Many engineering companies are today undergoing a paradigm shift from product delivery to through-life service support. The shift applies across a range of different sectors, including defence, civil aerospace and construction. This research was concerned with identifying how products and systems from such sectors can be best designed and supported in the resulting dynamic, network centric, whole-life environment. The research created a scientific base for the creation of a structured, network-enabled information and knowledge environment in which dispersed, multidisciplinary operational teams use sustainable knowledge management (KM) systems to execute effective, timely decisions within evolving engineering life-cycles. Its contributions were in three key areas:

- The first focused on the creation of novel and extended representations of artefacts, integrating methods for handling product information (what characteristics should the product have), design-process information (how was the product design arrived at) and design rationale (why has the design been done in this way) to allow the recording of design trade-offs, evidence of decision making and details of successful and unsuccessful designs. Supported by a survey of user needs, this was achieved through new systems for the creation of records of synchronous and asynchronous design activities, including enhanced multimedia records of meetings, design transaction records, rationale capture tools and service design models. The project also developed integrated approaches to design information organisation based on faceted classification, Topic Maps and object databases, explored a number of techniques for the automated capture of design records in design work.

- The second area was concerned with learning from the product in use. The product life-cycle is itself part of a cycle of development of the information describing the artefact, the commercial, manufacturing and operational systems in which it is embedded, and of the knowledge embedded in the communities that develop, support and use these systems. Research in this research area took three approaches: firstly, development of tools for the improved organisation and exploitation of information captured during service operations; second, study of the approaches taken by service engineers and characterisation of these approaches and, third, study of methods used by engineers to value information and development of a Bayesian approach to value assignment based on this study.

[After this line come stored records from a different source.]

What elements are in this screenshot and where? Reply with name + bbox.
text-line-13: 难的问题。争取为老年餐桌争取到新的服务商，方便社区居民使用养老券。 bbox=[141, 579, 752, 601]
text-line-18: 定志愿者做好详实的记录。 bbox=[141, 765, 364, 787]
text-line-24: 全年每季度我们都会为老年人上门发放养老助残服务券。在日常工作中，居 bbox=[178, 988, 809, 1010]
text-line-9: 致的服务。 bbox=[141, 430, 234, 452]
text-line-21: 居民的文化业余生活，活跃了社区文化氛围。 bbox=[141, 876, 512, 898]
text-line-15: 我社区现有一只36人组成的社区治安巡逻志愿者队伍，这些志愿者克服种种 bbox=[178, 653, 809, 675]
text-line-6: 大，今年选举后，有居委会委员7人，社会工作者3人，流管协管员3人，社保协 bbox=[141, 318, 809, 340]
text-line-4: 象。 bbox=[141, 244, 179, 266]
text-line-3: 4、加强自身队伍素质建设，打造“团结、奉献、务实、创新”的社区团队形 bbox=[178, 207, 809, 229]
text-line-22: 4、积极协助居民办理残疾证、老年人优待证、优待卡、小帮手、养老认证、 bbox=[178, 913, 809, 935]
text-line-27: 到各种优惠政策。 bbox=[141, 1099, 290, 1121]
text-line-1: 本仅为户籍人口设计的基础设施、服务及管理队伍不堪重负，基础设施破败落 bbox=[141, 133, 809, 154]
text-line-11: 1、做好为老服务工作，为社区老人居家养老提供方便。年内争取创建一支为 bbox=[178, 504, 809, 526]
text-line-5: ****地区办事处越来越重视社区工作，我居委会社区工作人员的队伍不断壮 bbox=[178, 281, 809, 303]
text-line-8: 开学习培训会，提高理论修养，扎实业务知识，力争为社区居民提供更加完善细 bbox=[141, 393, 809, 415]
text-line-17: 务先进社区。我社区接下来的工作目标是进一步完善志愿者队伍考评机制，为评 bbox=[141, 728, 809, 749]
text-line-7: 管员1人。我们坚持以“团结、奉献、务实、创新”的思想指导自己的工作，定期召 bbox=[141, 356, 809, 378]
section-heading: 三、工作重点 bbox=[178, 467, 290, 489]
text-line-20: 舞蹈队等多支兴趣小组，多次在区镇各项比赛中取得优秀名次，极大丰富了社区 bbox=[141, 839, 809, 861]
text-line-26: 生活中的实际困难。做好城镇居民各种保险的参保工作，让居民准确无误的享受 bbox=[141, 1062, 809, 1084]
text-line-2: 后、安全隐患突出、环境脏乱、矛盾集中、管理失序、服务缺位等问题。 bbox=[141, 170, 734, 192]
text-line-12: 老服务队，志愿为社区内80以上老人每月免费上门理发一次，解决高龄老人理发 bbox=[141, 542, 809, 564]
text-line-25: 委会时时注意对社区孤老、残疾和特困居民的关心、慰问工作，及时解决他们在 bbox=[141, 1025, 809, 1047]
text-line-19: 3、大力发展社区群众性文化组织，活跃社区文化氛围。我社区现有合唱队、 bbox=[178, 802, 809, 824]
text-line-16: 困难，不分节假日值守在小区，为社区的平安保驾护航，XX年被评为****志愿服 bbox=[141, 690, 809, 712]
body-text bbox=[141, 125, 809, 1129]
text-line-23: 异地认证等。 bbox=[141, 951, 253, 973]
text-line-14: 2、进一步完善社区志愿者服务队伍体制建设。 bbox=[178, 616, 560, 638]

- The third area was concerned with creating organisational systems to manage the overall knowledge system life-cycle (KSLC) and the people-centric procedures within them. It investigated the dynamics of knowledge use throughout the life-cycle of complex product-service systems in an extended enterprise context, with particular research focus, carried out using qualitative research methods with extensive interviews in collaborating companies, on a) novel procurement frameworks and governance to secure innovative responses from contractors in the supply chain, especially through a study of first- and second-generation private finance initiative projects; b) the human resource development policies necessary to support the shift from product delivery to service provision, though detailed empirical study in collaborative organisations; and c) the role of decision-support models at key decision pinch-points throughout the project life-cycle and a comparison of decision-support approaches in different organisational contexts.